Il a expliqué que l'attaque terroriste à Damas et les attaques du régime contre Idlib ont eu un impact négatif sur les négociations constitutionnelles dans le pays.

"Ce processus est la seule solution. En d'autres termes, l'opposition et le régime doivent se réunir et se mettre d'accord sur l'avenir de la Syrie", a-t-il assuré.

Cavusoglu a souligné l'importance de soutenir le processus politique, déclarant que le régime en Syrie préférait une solution militaire, mais qu'il faut renoncer à cette erreur.

Il a précisé que la Turquie soutient l'intégrité territoriale de la Syrie.

"Le PKK est une menace pour nous tous. C'est une menace pour eux, et une menace pour nous. Les attaques des YPG/PKK se sont multipliées récemment. Malheureusement, ni la Russie ni les États-Unis n'ont tenu leur promesse de les retirer. , dans une telle situation, nous devons faire le nécessaire. C'est ce que dit notre Président de la République"", a-t-il martelé.

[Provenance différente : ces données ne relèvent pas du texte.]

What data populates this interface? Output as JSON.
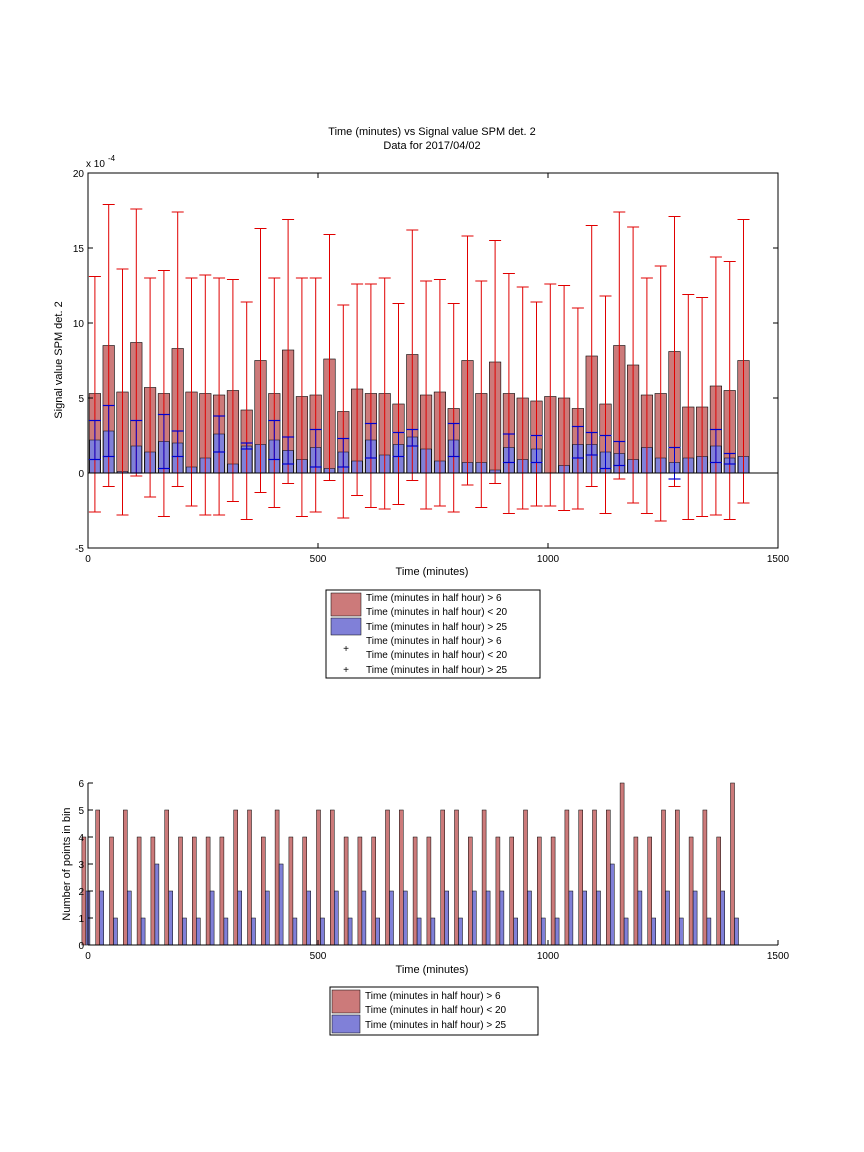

Le ministre Cavusoglu a indiqué que le président Recep Tayyip Erdogan a soulevé ces questions lors de sa rencontre avec le président russe Vladimir Poutine et qu'il en discutera également lors de la réunion qu'il devrait tenir avec le président américain Joe Biden.

Il a mis l'accent sur l'accord conclu par les États-Unis et la Russie avec la Turquie après l'opération Source de Paix.

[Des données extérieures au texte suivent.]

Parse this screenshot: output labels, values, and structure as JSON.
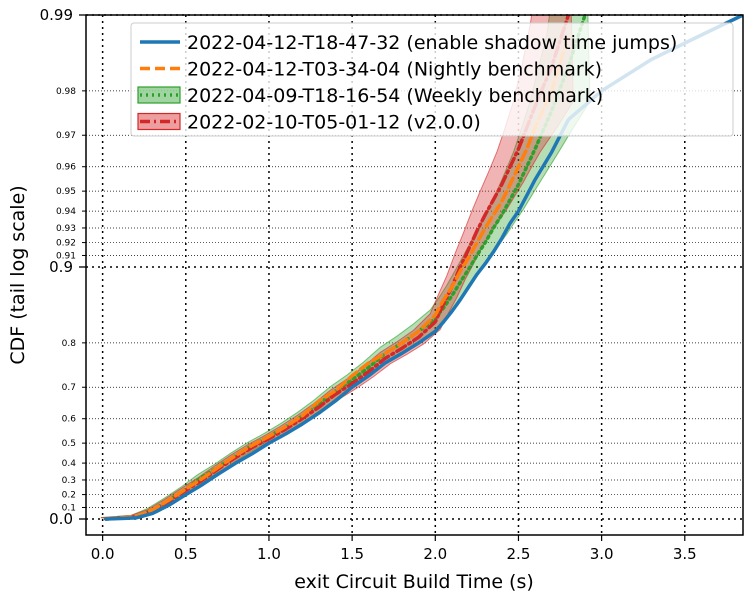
{
  "chart_data": {
    "type": "line",
    "xlabel": "exit Circuit Build Time (s)",
    "ylabel": "CDF (tail log scale)",
    "xlim": [
      -0.1,
      3.85
    ],
    "x_ticks": [
      "0.0",
      "0.5",
      "1.0",
      "1.5",
      "2.0",
      "2.5",
      "3.0",
      "3.5"
    ],
    "x_tick_values": [
      0.0,
      0.5,
      1.0,
      1.5,
      2.0,
      2.5,
      3.0,
      3.5
    ],
    "y_scale": "tail-log (1 - CDF)",
    "y_major_ticks": [
      "0.0",
      "0.9",
      "0.99"
    ],
    "y_major_values": [
      0.0,
      0.9,
      0.99
    ],
    "y_minor_ticks": [
      "0.1",
      "0.2",
      "0.3",
      "0.4",
      "0.5",
      "0.6",
      "0.7",
      "0.8",
      "0.91",
      "0.92",
      "0.93",
      "0.94",
      "0.95",
      "0.96",
      "0.97",
      "0.98"
    ],
    "y_minor_values": [
      0.1,
      0.2,
      0.3,
      0.4,
      0.5,
      0.6,
      0.7,
      0.8,
      0.91,
      0.92,
      0.93,
      0.94,
      0.95,
      0.96,
      0.97,
      0.98
    ],
    "grid": true,
    "legend_position": "top-right",
    "series": [
      {
        "name": "2022-04-12-T18-47-32 (enable shadow time jumps)",
        "color": "#1f77b4",
        "style": "solid",
        "band": false,
        "x": [
          0.02,
          0.2,
          0.3,
          0.4,
          0.5,
          0.6,
          0.7,
          0.8,
          0.9,
          1.0,
          1.1,
          1.2,
          1.3,
          1.4,
          1.5,
          1.6,
          1.7,
          1.8,
          1.9,
          2.0,
          2.05,
          2.1,
          2.15,
          2.2,
          2.25,
          2.3,
          2.35,
          2.4,
          2.45,
          2.5,
          2.55,
          2.6,
          2.7,
          2.8,
          3.0,
          3.3,
          3.6,
          3.85
        ],
        "y": [
          0.0,
          0.01,
          0.05,
          0.12,
          0.2,
          0.27,
          0.34,
          0.4,
          0.45,
          0.5,
          0.54,
          0.58,
          0.62,
          0.66,
          0.7,
          0.73,
          0.76,
          0.78,
          0.8,
          0.82,
          0.835,
          0.85,
          0.865,
          0.88,
          0.893,
          0.903,
          0.913,
          0.923,
          0.933,
          0.94,
          0.948,
          0.955,
          0.965,
          0.974,
          0.98,
          0.985,
          0.988,
          0.99
        ]
      },
      {
        "name": "2022-04-12-T03-34-04 (Nightly benchmark)",
        "color": "#ff7f0e",
        "style": "dashed",
        "band": false,
        "x": [
          0.02,
          0.2,
          0.3,
          0.4,
          0.5,
          0.6,
          0.7,
          0.8,
          0.9,
          1.0,
          1.1,
          1.2,
          1.3,
          1.4,
          1.5,
          1.6,
          1.7,
          1.8,
          1.9,
          2.0,
          2.05,
          2.1,
          2.15,
          2.2,
          2.25,
          2.3,
          2.35,
          2.4,
          2.45,
          2.5,
          2.55,
          2.6,
          2.7,
          2.8
        ],
        "y": [
          0.0,
          0.02,
          0.08,
          0.16,
          0.24,
          0.31,
          0.38,
          0.44,
          0.49,
          0.53,
          0.57,
          0.61,
          0.66,
          0.69,
          0.73,
          0.76,
          0.78,
          0.8,
          0.82,
          0.845,
          0.865,
          0.88,
          0.896,
          0.908,
          0.92,
          0.93,
          0.938,
          0.945,
          0.953,
          0.96,
          0.966,
          0.972,
          0.98,
          0.988
        ]
      },
      {
        "name": "2022-04-09-T18-16-54 (Weekly benchmark)",
        "color": "#2ca02c",
        "style": "dotted",
        "band": true,
        "x": [
          0.02,
          0.2,
          0.3,
          0.4,
          0.5,
          0.6,
          0.7,
          0.8,
          0.9,
          1.0,
          1.1,
          1.2,
          1.3,
          1.4,
          1.5,
          1.6,
          1.7,
          1.8,
          1.9,
          2.0,
          2.05,
          2.1,
          2.15,
          2.2,
          2.25,
          2.3,
          2.35,
          2.4,
          2.45,
          2.5,
          2.55,
          2.6,
          2.7,
          2.8,
          2.9
        ],
        "y": [
          0.0,
          0.02,
          0.08,
          0.16,
          0.24,
          0.32,
          0.38,
          0.44,
          0.49,
          0.53,
          0.57,
          0.61,
          0.65,
          0.69,
          0.72,
          0.75,
          0.78,
          0.8,
          0.82,
          0.84,
          0.855,
          0.87,
          0.885,
          0.898,
          0.91,
          0.92,
          0.93,
          0.938,
          0.946,
          0.953,
          0.96,
          0.966,
          0.976,
          0.984,
          0.99
        ]
      },
      {
        "name": "2022-02-10-T05-01-12 (v2.0.0)",
        "color": "#d62728",
        "style": "dashdot",
        "band": true,
        "x": [
          0.02,
          0.2,
          0.3,
          0.4,
          0.5,
          0.6,
          0.7,
          0.8,
          0.9,
          1.0,
          1.1,
          1.2,
          1.3,
          1.4,
          1.5,
          1.6,
          1.7,
          1.8,
          1.9,
          2.0,
          2.05,
          2.1,
          2.15,
          2.2,
          2.25,
          2.3,
          2.35,
          2.4,
          2.45,
          2.5,
          2.55,
          2.6,
          2.7,
          2.8
        ],
        "y": [
          0.0,
          0.02,
          0.07,
          0.15,
          0.23,
          0.3,
          0.37,
          0.43,
          0.48,
          0.52,
          0.56,
          0.6,
          0.64,
          0.68,
          0.71,
          0.74,
          0.77,
          0.79,
          0.81,
          0.835,
          0.86,
          0.88,
          0.9,
          0.915,
          0.928,
          0.938,
          0.946,
          0.953,
          0.96,
          0.966,
          0.972,
          0.977,
          0.984,
          0.99
        ]
      }
    ]
  }
}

"Là où ils se trouvent, les États-Unis et la Russie devaient reculer ces terroristes du PKK à 30 kilomètres au sud. Jusqu'à présent, ils n'ont pas tenu parole. Ils sont comme cela. Quand nous faisons une promesse, nous tenons parole. Lorsque nous signons un accord, nous faisons le nécessaire. Mais je le dis clairement. Je parle à la fois pour la Russie et les États-Unis. Ils n'ont pas tenu parole. Au contraire, les États-Unis ont continué à les soutenir. Bien sûr, ceux-ci seront discutés lors de la réunion", a-t-il fustigé

Il a ajouté que le président Erdogan a fait les déclarations nécessaires concernant une éventuelle opération. 

Cavusoglu a également fait référence aux propos d'Erdogan "Une nuit soudainement".